Lì saranno lacrime. Un po’ per tutti, a dire il vero, per chi qua il cuore lo lascia davvero e per chi, invece, l’aveva identificato in Ciro e José. Che poi sarebbe Giusé, Peppe, a voler trovare anche per lui un nome partenopeo.
Sarà probabilmente addio, sei anni dopo: “e ora?”, si chiederanno con la valigia in mano. Sei anni di affetto non si dimenticano: più che una casa, Napoli, un pezzo della propria identità. Di uomo, prima che di calciatore.
Che Lazio-Napoli, 24 maggio 2020, sia davvero l’ultimo acuto di Mertens e Callejon con la maglia azzurra cucita addosso? Il Napoli perderà due leader, ma forse è meglio così. C’è sempre un momento adatto per salutarsi, lasciando la porta un tantino aperta. Uno spiffero, per far sapere che qui – a Napoli e al Napoli – sarà sempre casa. Ci sarà sempre e soprattutto il passato, i ricordi più belli che entrambi conserveranno.
Un ricordo su tutti, l’ultimo acuto che entrambi sentono di voler e volersi regalare. Quello scudetto così accarezzato e sfiorato: sarebbe un rimpianto troppo grande andarsene senza esserselo cucito sul petto. Perché insieme contano oltre 1100 presenze e 340 reti, perché di trofei ne hanno vinti solo due e l’ultimo senza brillare (fatale per loro la lotteria dei rigori a Doha), perché due stagioni fa erano i primi a crederci e gli ultimi a mollare. Quel sogno si era interrotto come un vaso di cristallo in frantumi. I cocci e le schegge ancora lacerano. È per questo che, moralmente più che professionalmente, c’è un lavoro da portare a termine, un cerchio da chiudere. È per questo che Mertens ha alzato la voce chiedendo rinforzi.
La loro utilità e devozione alla causa è nota. Callejon si sta reinventando in ogni dove, alla veneranda età di 32 anni, quando le certezze calcistiche sembrano ormai inscalfibili. E invece eccolo lì, in mediana, dopo aver fatto il terzino e il centravanti in passato. Sempreverde, inossidabile.

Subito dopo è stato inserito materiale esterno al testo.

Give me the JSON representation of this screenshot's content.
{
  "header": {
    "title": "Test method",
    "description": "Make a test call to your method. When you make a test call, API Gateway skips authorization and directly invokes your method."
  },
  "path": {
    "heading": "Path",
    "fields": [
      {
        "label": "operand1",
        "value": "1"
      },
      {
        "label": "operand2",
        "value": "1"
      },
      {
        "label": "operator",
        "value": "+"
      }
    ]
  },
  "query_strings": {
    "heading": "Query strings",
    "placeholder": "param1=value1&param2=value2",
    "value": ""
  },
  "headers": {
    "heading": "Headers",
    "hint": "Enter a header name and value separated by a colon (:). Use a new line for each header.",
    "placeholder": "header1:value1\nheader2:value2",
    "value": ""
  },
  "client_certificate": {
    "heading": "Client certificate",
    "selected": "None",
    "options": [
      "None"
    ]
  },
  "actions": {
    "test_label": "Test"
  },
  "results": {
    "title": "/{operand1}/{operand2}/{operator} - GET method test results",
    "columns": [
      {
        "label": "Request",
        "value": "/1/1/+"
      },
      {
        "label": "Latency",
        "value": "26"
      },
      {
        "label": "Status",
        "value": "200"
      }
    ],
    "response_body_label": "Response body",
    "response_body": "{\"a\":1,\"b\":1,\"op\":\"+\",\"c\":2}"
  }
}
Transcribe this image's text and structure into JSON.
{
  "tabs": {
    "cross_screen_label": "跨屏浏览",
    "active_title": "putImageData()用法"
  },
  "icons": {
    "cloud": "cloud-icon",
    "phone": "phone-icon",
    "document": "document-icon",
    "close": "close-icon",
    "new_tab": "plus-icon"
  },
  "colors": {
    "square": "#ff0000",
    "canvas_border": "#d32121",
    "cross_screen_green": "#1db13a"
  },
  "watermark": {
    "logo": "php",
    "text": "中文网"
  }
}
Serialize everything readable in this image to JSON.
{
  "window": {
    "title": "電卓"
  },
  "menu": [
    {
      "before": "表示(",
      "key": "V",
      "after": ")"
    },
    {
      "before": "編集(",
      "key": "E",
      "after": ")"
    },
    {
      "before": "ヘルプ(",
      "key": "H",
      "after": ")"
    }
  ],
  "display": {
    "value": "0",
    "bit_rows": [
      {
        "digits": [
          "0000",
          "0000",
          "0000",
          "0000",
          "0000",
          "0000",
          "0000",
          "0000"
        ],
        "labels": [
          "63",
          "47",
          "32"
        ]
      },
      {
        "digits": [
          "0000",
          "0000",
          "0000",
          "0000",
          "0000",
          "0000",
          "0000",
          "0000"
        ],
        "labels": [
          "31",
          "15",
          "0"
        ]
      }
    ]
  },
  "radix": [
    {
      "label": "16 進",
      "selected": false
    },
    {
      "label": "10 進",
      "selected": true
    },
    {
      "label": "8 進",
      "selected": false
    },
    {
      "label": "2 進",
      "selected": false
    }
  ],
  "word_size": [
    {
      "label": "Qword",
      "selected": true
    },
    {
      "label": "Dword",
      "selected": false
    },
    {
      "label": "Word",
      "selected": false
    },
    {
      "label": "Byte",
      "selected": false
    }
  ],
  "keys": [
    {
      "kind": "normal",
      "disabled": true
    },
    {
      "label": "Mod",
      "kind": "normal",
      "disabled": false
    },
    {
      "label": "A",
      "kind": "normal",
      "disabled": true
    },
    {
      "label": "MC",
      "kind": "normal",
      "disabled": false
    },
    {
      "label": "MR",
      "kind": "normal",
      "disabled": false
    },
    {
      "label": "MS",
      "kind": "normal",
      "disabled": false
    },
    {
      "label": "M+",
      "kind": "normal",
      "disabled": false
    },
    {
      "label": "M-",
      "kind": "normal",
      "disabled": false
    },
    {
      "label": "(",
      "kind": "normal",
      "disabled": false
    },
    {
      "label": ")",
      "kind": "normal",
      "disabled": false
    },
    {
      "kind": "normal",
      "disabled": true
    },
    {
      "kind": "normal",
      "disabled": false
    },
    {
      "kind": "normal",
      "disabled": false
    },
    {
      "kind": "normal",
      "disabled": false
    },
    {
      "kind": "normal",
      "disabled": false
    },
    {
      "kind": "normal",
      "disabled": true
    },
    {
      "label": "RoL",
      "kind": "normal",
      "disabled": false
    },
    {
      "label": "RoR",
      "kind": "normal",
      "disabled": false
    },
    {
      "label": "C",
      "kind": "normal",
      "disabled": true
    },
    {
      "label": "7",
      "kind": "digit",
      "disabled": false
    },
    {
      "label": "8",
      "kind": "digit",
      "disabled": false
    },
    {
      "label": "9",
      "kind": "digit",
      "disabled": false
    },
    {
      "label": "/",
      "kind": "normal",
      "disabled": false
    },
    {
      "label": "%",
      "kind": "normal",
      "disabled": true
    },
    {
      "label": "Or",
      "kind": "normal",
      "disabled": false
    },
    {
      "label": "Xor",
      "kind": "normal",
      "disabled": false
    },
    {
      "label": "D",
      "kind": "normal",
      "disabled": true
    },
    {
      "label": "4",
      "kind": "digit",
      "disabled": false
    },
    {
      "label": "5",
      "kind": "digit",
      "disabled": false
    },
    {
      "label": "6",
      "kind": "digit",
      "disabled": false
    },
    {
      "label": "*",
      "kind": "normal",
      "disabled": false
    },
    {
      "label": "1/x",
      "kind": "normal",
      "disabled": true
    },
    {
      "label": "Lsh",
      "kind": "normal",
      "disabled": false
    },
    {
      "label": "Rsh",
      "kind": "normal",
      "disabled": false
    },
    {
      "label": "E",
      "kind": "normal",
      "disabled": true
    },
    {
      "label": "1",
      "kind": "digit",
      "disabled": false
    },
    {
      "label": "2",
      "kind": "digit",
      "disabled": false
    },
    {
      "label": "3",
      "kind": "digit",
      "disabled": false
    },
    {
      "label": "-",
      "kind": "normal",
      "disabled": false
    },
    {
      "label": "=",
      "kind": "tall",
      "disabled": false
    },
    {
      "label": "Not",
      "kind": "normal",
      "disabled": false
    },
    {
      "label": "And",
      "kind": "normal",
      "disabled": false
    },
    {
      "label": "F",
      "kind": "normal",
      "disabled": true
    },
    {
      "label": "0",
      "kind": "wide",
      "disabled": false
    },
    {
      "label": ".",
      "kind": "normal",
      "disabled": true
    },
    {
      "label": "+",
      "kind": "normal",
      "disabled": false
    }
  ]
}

Daranno il 200%, fino alla fine. Hanno chiesto una mano alla società, probabilmente l’avranno. D’altronde un’impresa del genere richiede l’apporto di tutti. Soprattutto di un veterano all’alba del suo ultimo anno. E se la meta dovesse essere raggiunta, arriverebbe il momento di festeggiare davvero. E cantare ancora, e innamorarsi un’ultima volta della squadra, della maglia, della città.
Un ultimo acuto, un ultimo sforzo, un’ultima impresa. Per scrivere un pezzetto di storia. E poi andarsene, salutarsi, voltandosi ogni tanto indietro, consapevoli di essere diventati immortali.